Mississippians
On this page:
John Armistead
Bebe Moore Campbell
Ellen Douglas
Ronald L. Fair
James D. Forman
John Grisham
William Mahoney
Jay Milner
A Legacy of Vengeance (1994) is the first novel by John Armistead, a Baptist preacher from Tupelo, Mississippi. Tension develops between whites and blacks in a Mississippi hill community when four murders appear linked to events of thirty years ago.
Bebe Moore Campbell, an African American, won a NAACP Image Award for Your Blues Ain't Like Mine (1992), which examines the effects of her fictional version of the tragedy upon the lives of the victim's family, the murderers, and other characters over the course of thirty years.
Excerpt from "An Interview with Bebe Moore Campbell" by Jane Campbell
Jane Campbell: In writing Your Blues Ain't Like Mine, you've said the story of Emmett Till sort of followed you around, and you couldn't let go of it . . .
Bebe Moore Campbell: Yes, I was five when he died. He was a topic, and still is, in my community. He was a reference point. I'd hear my dad talking about him, or he would come up in conversations with my uncles, or somebody would mention him, and I just felt as though I knew this boy. He could have been my big cousin. He was not an historical figure. He was not like Harriet Tubman or Sojourner Truth or Frederick Douglass. He was my age just about. So, I always thought of him - the outrageous injustice of the way he died - as sort of symbolic of the oppression of African Americans in this country. He was always in my mind. I felt as if I knew him, and I like the historical as a jumping off point.
JC: I love historical fiction, and I always love to speculate about how people made choices about what to include, what to change, what to create. Can you talk about that?
BMC: I did not want this to be an historical novel. I didn't want to stay true to the story. I was more interested in creating something similar and then really exploring my premise that racism is a crime for which we all pay - not just the victims, but the perpetrators as well. Carrying this out to the next generation, how this murder continues to vibrate in these lives - that's what I wanted to do.
[Campbell, Jane, and Bebe Moore Campbell. βAn Interview with Bebe Moore Campbell.β Callaloo 22, no. 4 (1999): 954β72. http://www.jstor.org/stable/3299833.]
Ellen Douglas is the pseudonym of Mississippi author Josephine Haxton. She received a grant from the National Endowment Association to complete The Rock Cried Out (1979), which won a literature award from the Mississippi Institute of Arts and Letters. In this novel, a young man returns home to Mississippi where he seeks to understand the tragic death of a beautiful cousin seven years earlier in the midst of the 1964 Freedom Summer. The display also included items from the Ellen Douglas Collection: a timeline of events created by the author, as well as a typed manuscript from one of her drafts.

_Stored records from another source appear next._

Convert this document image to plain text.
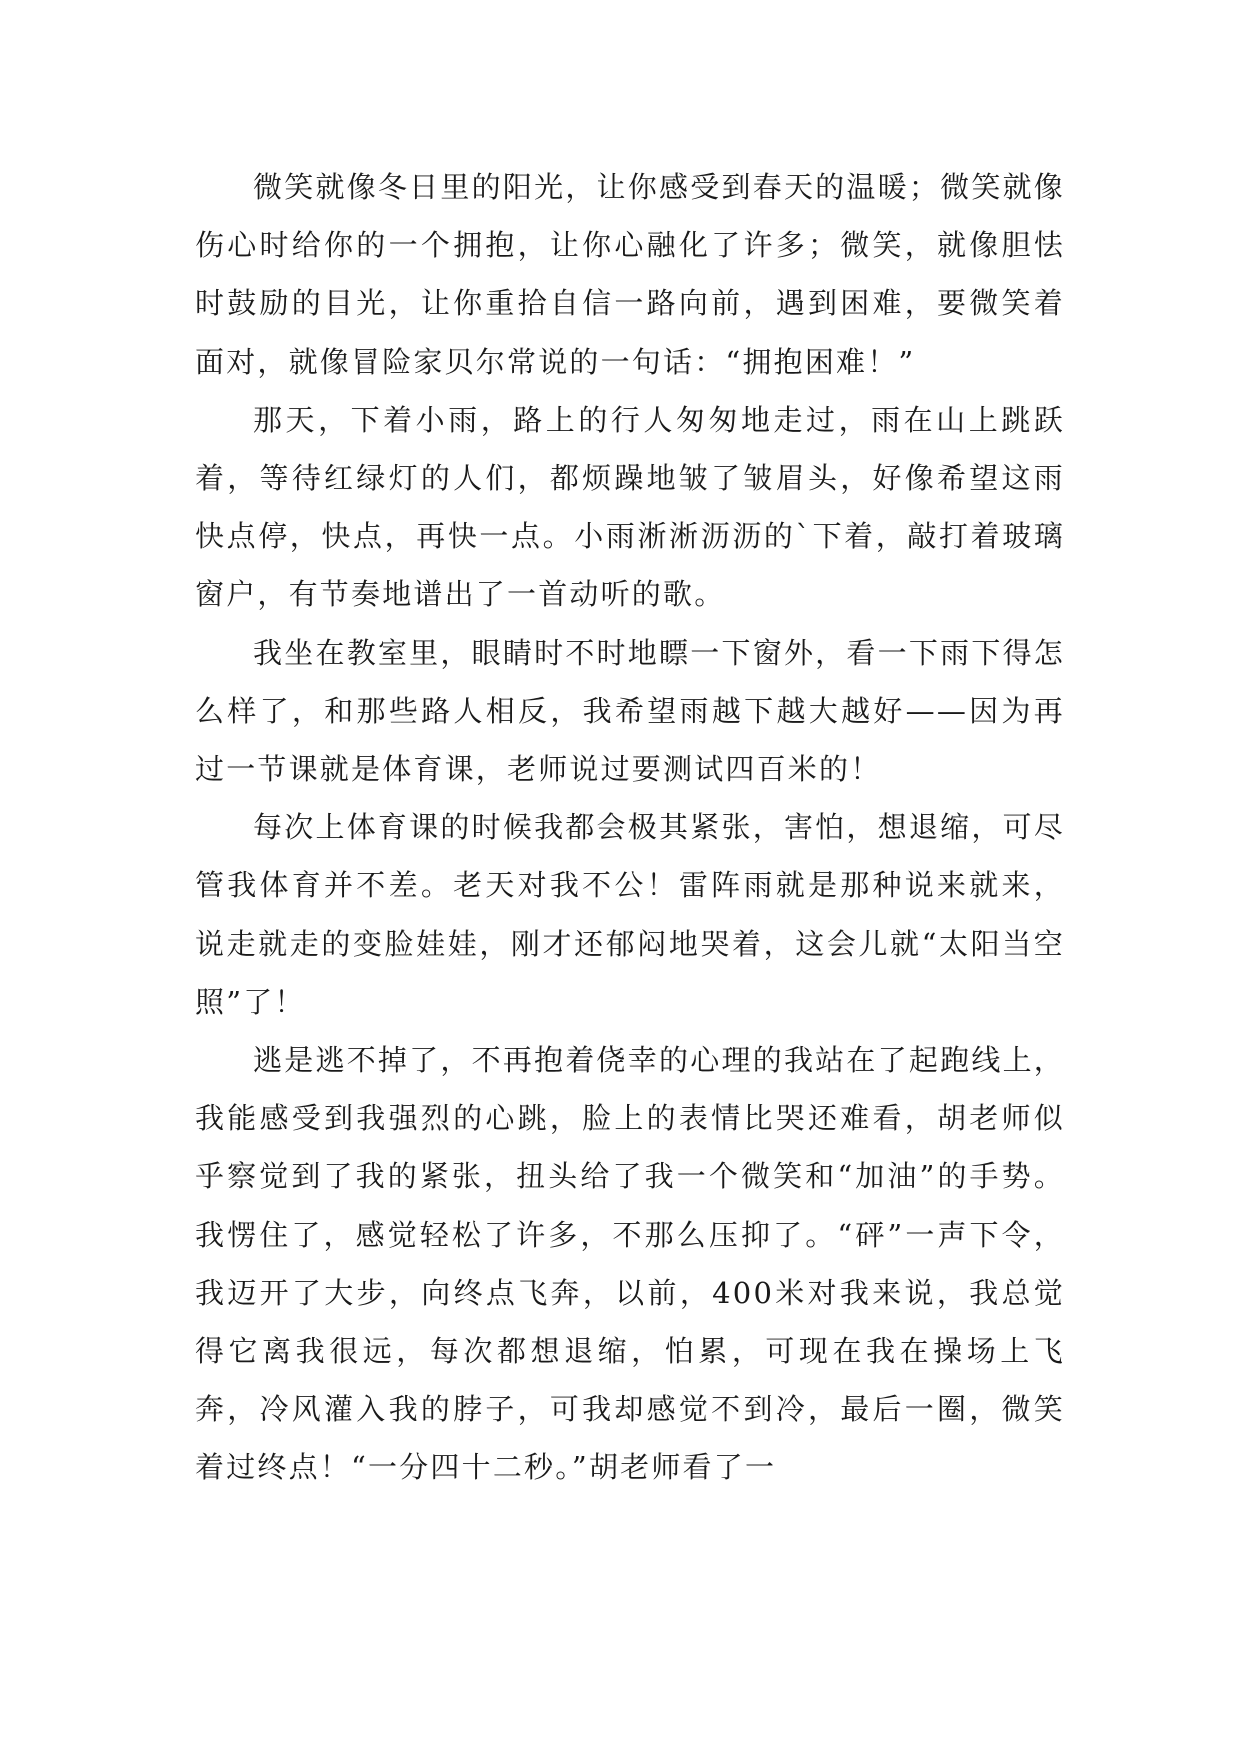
微笑就像冬日里的阳光，让你感受到春天的温暖；微笑就像伤心时给你的一个拥抱，让你心融化了许多；微笑，就像胆怯时鼓励的目光，让你重拾自信一路向前，遇到困难，要微笑着面对，就像冒险家贝尔常说的一句话：“拥抱困难！”

那天，下着小雨，路上的行人匆匆地走过，雨在山上跳跃着，等待红绿灯的人们，都烦躁地皱了皱眉头，好像希望这雨快点停，快点，再快一点。小雨淅淅沥沥的`下着，敲打着玻璃窗户，有节奏地谱出了一首动听的歌。

我坐在教室里，眼睛时不时地瞟一下窗外，看一下雨下得怎么样了，和那些路人相反，我希望雨越下越大越好——因为再过一节课就是体育课，老师说过要测试四百米的！

每次上体育课的时候我都会极其紧张，害怕，想退缩，可尽管我体育并不差。老天对我不公！雷阵雨就是那种说来就来，说走就走的变脸娃娃，刚才还郁闷地哭着，这会儿就“太阳当空照”了！

逃是逃不掉了，不再抱着侥幸的心理的我站在了起跑线上，我能感受到我强烈的心跳，脸上的表情比哭还难看，胡老师似乎察觉到了我的紧张，扭头给了我一个微笑和“加油”的手势。我愣住了，感觉轻松了许多，不那么压抑了。“砰”一声下令，我迈开了大步，向终点飞奔，以前，400米对我来说，我总觉得它离我很远，每次都想退缩，怕累，可现在我在操场上飞奔，冷风灌入我的脖子，可我却感觉不到冷，最后一圈，微笑着过终点！“一分四十二秒。”胡老师看了一
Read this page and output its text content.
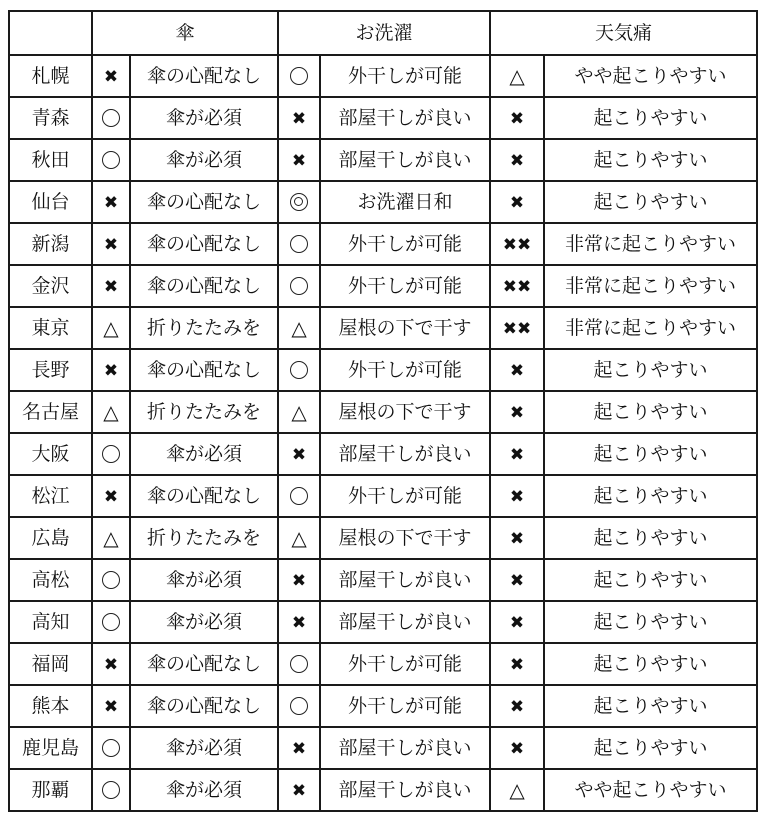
	傘		お洗濯		天気痛	
札幌	✖	傘の心配なし		外干しが可能	△	やや起こりやすい
青森		傘が必須	✖	部屋干しが良い	✖	起こりやすい
秋田		傘が必須	✖	部屋干しが良い	✖	起こりやすい
仙台	✖	傘の心配なし		お洗濯日和	✖	起こりやすい
新潟	✖	傘の心配なし		外干しが可能	✖✖	非常に起こりやすい
金沢	✖	傘の心配なし		外干しが可能	✖✖	非常に起こりやすい
東京	△	折りたたみを	△	屋根の下で干す	✖✖	非常に起こりやすい
長野	✖	傘の心配なし		外干しが可能	✖	起こりやすい
名古屋	△	折りたたみを	△	屋根の下で干す	✖	起こりやすい
大阪		傘が必須	✖	部屋干しが良い	✖	起こりやすい
松江	✖	傘の心配なし		外干しが可能	✖	起こりやすい
広島	△	折りたたみを	△	屋根の下で干す	✖	起こりやすい
高松		傘が必須	✖	部屋干しが良い	✖	起こりやすい
高知		傘が必須	✖	部屋干しが良い	✖	起こりやすい
福岡	✖	傘の心配なし		外干しが可能	✖	起こりやすい
熊本	✖	傘の心配なし		外干しが可能	✖	起こりやすい
鹿児島		傘が必須	✖	部屋干しが良い	✖	起こりやすい
那覇		傘が必須	✖	部屋干しが良い	△	やや起こりやすい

Published in 1965 in both American and English trade editions, Ronald L. Fair's first novel Many Thousands Gone depicts the imaginary community of Jacobs County, Mississippi where black oppression continued long after emancipation. When the Civil Rights Movement arrives, white refusal to bend with the winds of change erupts in a climactic conflagration.
During the first weekend of Freedom Summer 1964, three civil rights workers - Michael Schwerner, James Chaney, and Andrew Goodman - disappeared. Authorities ultimately discovered their bodies outside of Philadelphia, Mississippi. In Freedom's Blood (1979), James D. Forman has written a novel for young people reconstructing the events of that weekend, using details provided by verified reports of the actual event.
Bestselling author and Mississippi-native John Grisham wrote The Chamber (1994). In 1990, Sam Cayhall is finally convicted and sentenced to death for the slaying of a Jewish civil rights activist's two sons. As the execution approaches, Cayhill's new attorney from a Chicago law firm is revealed as his own grandson, attempting to come to terms with his family's dark past. Our collection includes several foreign editions of the title.
William Mahoney, the author of Black Jacob (1969), had worked in the South during the height of the Civil Rights Movement for both the Student Non-Violent Coordinating Committee and Martin Luther King's SCLC. His novel juxtaposes the two black characters of Jacob Blue, a doctor formerly respected by the white establishment who now seeks a congressional seat, and Jesse, an archetypical militant moving from one trouble spot to another and committed only to social revolution.
Jay Milner earned a B.A. and M.A. degree at Southern Mississippi College and spent a two-year stint as the managing editor of Greenville's Delta Democrat Times. In his 1961 novel Incident at Ashton, a young white newspaperman crusades for justice after an elderly black man is slain in retaliation for attempting to register as a voter.